Con una richiesta protocollata presso l’amministrazione comunale, un gruppo di genitori – riuniti nel comitato “Mamme per la scuola Casone” – ha chiesto un incontro pubblico con il sindaco, il dirigente scolastico e l’assessore all’istruzione.
«La richiesta nasce da una crescente insoddisfazione per la gestione delle iscrizioni scolastiche e per le politiche educative adottate nel territorio», si legge nella nota diffusa dal gruppo. Tra i punti critici sollevati: presunti favoritismi verso altri istituti nelle fasi di iscrizione, la chiusura anticipata di alcune scuole nel quartiere che, secondo i genitori, avrebbe interrotto la continuità educativa dei bambini, e una generale mancanza di trasparenza nella gestione della vita scolastica.

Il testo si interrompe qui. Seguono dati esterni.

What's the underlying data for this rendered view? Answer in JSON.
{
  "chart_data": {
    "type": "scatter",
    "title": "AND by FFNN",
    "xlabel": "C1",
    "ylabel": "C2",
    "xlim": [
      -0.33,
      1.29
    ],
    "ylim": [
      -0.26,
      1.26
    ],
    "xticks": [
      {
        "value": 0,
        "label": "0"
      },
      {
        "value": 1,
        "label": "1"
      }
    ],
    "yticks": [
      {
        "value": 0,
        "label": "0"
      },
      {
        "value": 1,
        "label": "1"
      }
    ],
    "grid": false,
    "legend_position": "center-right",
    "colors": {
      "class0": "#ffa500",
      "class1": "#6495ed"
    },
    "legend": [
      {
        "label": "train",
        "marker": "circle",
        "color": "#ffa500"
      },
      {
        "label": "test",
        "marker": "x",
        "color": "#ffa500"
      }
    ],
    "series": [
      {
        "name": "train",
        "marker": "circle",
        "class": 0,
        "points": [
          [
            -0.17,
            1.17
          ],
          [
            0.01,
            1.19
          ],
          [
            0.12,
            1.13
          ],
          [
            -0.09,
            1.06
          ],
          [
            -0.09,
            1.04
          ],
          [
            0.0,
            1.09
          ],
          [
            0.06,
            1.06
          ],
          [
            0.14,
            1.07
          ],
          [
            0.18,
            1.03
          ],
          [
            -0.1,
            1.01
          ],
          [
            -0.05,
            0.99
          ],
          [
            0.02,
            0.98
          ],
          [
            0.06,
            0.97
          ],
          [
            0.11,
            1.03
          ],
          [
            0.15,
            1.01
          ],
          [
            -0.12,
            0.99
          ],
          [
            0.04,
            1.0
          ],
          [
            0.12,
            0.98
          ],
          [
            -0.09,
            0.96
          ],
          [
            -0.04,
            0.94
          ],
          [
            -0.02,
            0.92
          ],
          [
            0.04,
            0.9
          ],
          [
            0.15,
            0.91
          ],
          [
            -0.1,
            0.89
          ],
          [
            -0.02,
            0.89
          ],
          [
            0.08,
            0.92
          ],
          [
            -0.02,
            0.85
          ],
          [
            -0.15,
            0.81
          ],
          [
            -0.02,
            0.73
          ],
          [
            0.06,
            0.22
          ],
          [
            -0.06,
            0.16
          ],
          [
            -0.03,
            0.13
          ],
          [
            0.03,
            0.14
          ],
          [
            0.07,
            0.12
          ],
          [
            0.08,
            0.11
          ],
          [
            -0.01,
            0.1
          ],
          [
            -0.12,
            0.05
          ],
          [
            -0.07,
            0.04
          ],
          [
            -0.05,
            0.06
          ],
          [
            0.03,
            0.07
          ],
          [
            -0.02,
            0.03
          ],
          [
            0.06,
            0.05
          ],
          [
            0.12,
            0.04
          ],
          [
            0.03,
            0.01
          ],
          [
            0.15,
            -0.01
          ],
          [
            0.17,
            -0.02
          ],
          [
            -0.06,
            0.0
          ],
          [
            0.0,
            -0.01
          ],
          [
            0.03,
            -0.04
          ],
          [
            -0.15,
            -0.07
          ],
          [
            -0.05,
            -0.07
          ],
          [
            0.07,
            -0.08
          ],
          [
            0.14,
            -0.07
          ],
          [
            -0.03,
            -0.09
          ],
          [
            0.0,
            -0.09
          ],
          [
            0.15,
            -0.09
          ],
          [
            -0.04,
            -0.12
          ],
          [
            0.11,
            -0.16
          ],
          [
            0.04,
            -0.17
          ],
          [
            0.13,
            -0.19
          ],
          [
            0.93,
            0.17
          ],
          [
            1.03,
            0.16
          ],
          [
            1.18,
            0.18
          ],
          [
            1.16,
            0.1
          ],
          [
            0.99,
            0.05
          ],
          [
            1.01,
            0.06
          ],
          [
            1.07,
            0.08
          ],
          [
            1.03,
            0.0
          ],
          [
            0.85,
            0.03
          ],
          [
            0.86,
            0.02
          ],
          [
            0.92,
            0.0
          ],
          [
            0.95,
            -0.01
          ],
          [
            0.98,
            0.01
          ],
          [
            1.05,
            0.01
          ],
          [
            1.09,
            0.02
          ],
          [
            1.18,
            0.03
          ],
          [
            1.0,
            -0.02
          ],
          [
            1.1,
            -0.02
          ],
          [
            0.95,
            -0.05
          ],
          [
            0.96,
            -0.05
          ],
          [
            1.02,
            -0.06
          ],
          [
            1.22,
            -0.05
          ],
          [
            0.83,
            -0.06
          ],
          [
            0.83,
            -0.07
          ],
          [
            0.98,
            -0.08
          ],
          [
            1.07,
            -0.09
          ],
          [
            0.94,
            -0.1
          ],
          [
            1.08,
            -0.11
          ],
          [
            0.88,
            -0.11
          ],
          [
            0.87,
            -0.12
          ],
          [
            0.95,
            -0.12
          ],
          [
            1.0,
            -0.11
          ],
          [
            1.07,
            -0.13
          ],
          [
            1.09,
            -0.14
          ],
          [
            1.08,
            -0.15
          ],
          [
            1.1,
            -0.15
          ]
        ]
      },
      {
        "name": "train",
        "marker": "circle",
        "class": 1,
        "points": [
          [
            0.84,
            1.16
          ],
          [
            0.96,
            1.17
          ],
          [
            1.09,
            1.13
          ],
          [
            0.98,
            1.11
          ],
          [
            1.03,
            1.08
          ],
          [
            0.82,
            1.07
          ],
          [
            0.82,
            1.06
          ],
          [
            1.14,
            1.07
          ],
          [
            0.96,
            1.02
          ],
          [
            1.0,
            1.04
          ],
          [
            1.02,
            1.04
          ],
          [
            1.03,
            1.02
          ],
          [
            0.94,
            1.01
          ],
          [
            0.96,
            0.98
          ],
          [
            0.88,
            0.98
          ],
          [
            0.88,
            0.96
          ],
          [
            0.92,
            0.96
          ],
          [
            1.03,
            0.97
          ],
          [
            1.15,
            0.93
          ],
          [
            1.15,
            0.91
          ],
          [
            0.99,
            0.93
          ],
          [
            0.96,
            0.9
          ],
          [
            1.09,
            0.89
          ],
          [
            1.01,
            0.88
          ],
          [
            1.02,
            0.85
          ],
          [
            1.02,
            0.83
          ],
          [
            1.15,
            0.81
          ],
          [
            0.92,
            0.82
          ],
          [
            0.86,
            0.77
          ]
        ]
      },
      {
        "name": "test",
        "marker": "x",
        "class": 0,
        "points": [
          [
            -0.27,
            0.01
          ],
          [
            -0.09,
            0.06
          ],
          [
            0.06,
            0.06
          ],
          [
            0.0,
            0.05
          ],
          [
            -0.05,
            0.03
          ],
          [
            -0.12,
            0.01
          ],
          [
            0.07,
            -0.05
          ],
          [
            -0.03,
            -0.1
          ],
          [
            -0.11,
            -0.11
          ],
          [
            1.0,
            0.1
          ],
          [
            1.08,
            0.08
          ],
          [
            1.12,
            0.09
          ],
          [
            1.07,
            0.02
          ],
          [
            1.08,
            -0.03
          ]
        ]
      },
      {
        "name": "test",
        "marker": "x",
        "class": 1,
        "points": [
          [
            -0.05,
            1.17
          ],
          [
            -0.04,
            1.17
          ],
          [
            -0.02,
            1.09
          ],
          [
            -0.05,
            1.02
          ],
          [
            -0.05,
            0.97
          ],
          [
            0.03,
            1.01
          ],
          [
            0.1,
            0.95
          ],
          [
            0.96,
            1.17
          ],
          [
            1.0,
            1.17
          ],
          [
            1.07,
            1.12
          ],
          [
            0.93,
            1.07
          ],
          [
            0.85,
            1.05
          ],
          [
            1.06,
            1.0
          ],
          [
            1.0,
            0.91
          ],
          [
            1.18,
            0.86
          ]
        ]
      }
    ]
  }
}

«È tempo che gli amministratori pubblici si assumano le loro responsabilità dimostrando un impegno concreto», affermano le famiglie nel documento, che chiede un confronto diretto e immediato con i vertici istituzionali.
Il clima è carico di frustrazione. Studenti e genitori dichiarano che non saranno più accettati rinvii o atteggiamenti evasivi da parte delle autorità. «Chiediamo risposte e misure concrete – concludono – per affrontare difficoltà che non possono più essere ignorate».
Al momento, l’amministrazione comunale non ha rilasciato dichiarazioni ufficiali in merito, ma dal quartiere si attendono segnali chiari e, soprattutto, azioni.